On Monday, Buffet told CNBC that since March, his Berkshire Hathaway investment house has purchased over $10.7 billion in IBM stock.
In the past, Buffett consciously avoided technology companies in favor of more stable outfits such as Kraft Foods or Coca-Cola. Speaking to CNBC, Buffet said he has read IBM's annual report every year for the past 50 years, but when he read the 2010 report, he saw the company in a new light. "I just came away with a different view of the position that IBM holds within IT departments, why they hold it and the stickiness," he told CNBC. "I should have paid more attention to it five years ago."

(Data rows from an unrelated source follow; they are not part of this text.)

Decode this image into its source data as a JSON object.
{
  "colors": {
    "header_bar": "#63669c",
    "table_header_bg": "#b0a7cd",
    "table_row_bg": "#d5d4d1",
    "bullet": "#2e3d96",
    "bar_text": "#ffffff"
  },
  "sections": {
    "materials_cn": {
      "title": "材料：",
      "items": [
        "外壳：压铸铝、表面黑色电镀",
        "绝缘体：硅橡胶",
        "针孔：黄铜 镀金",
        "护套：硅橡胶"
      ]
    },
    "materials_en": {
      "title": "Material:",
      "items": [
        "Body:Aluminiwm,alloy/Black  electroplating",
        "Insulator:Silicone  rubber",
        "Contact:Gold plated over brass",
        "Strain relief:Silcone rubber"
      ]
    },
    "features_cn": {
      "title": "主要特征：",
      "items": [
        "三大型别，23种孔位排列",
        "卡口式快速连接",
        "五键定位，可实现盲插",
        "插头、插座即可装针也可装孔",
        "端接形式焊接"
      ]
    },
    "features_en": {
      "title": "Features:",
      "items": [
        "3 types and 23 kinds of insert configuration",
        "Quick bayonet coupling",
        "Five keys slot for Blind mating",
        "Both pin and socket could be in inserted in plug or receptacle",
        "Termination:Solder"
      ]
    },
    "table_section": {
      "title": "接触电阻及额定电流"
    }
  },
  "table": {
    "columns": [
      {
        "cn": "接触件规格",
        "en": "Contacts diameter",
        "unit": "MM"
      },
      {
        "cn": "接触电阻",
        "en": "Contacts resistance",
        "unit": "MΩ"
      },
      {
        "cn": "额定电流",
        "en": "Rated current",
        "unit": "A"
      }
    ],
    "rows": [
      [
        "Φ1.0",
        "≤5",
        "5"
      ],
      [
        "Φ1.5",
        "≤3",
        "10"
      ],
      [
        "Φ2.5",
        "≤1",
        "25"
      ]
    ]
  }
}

In recent years, IBM has transformed itself into a company that provides a wide range of IT services to the world's businesses, and under CEO Sam Palmisano, it has pushed into new markets across the globe. Buffet said Palmisano has "delivered big time," and he mentioned Big Blue's global reach in particular.
"Now, I would imagine if you're in some country around the world and you're developing your IT department, you're probably going to feel more comfortable with IBM than with many companies," Buffet said, after pointing to IBM's big financial gains in over 40 countries during its most recent quarter.
IBM announced in late October that senior vice president and group executive for sales, marketing, and strategy Viginia Rometty will take over for Palmisano on January 1. Rometty was instrumental in IBM's transformation into an IT services business as well as its push across emerging markets such as China and Brazil.
Buffet said he now owns about 5.5 percent of the company, which could make him the single largest investor in the company. IBM did not immediately respond to a request for comment.